If I am pushed to select a model for understanding the Sri Lankan conflict, my preferred option is the one advanced by Antonio Gramsci, an Italian Marxist of the last century. There are two aspects of Gramscian thought that I find relevant. First, he eschews the tendency to explain major socio-political conflicts in terms of just a few variables, and suggests instead an “ensemble of relations”, i.e. an interlocking system of multiple causes, within which a change in one variable sets off changes in all variables. The other Gramscian concept I find useful is “hegemonism”. As applied to the Sri Lankan conflict, hegemonism is the dominance of Sinhala over the Tamil and of Vellala over the non-Vellala. In both instances, the dominant class seeks to impose its own view of reality on the consciousness of the subaltern class, so that the latter may see it as the natural order of things. The subaltern class reacts to this dominance sometimes through insurrection and seeks to replace the operative hegemony with their own alternative hegemony.  We have seen that happen in Sri Lanka. While Sinhala hegemony has been challenged by the Tamils, it can never be overturned, much less replaced, by them. However, the Vellala hegemony has been effectively challenged and overturned by the non-Vellalas, and replaced by their own hegemony.


A Bob Dylan song

I want to end this chapter with two verses from a song that Bob Dylan, the famous American singer of the Civil Rights Movement of the 1960s used to sing, which still moves  me profoundly. Bob Dylan’s powerful metaphors sum up much of what I have been trying to convey in this chapter.  

How many years must a mountain exist,
before it is washed to the sea?
How many years must some people exist,
before  they're allowed to be free?
An' how many times can a man turn his head,
An' pretend that he just doesn't see?
The answer, my friend, is blowing in the wind,
The answer is blowing in the wind.


An' how many times must a man look up
before he can see the sky?
An' how many ears must one man have
before he can hear people cry?
An' how many deaths will it take till he knows,
that too many people have died?
The answer, my friend, is blowing in the wind,
The answer is blowing in the wind.



A foot note by the author

I must state  that all the chapters of this publication were written and serialised in the Sunday Island before November 2008, six months  before the final eviction of the LTTE from the North.

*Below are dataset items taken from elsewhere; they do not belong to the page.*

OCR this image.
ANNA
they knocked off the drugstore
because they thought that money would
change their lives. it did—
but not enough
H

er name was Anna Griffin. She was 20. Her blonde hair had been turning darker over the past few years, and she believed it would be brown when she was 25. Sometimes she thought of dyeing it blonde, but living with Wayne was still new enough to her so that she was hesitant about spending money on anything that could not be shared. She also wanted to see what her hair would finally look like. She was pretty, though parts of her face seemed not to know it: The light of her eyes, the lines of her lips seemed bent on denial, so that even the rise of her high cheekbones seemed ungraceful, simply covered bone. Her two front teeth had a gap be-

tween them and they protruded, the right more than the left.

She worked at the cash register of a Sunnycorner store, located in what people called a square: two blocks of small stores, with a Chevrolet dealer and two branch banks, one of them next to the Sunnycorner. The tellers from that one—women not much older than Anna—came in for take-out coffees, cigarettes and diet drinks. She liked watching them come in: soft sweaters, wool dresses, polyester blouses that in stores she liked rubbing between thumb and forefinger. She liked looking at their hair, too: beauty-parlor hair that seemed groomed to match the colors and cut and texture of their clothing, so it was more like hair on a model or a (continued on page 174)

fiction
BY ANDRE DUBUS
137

The editor of the Sunday Island has invited me to release for publication the entirety of the chapter on Jaffna, but I am refraining from accepting his generosity. I do so because, firstly, I do not want to hog the columns of his esteemed paper, and also because much of the rest of the chapter on Jaffna, which runs into another 3-4 instalments, includes highly esoteric subjects like - Sankritization, acculturation, diversification of agriculture, fertiliser usage and the salinisation of the peninsula - which hardly make interesting reading of a Sunday morning - but they will appear in my memoirs when they are published.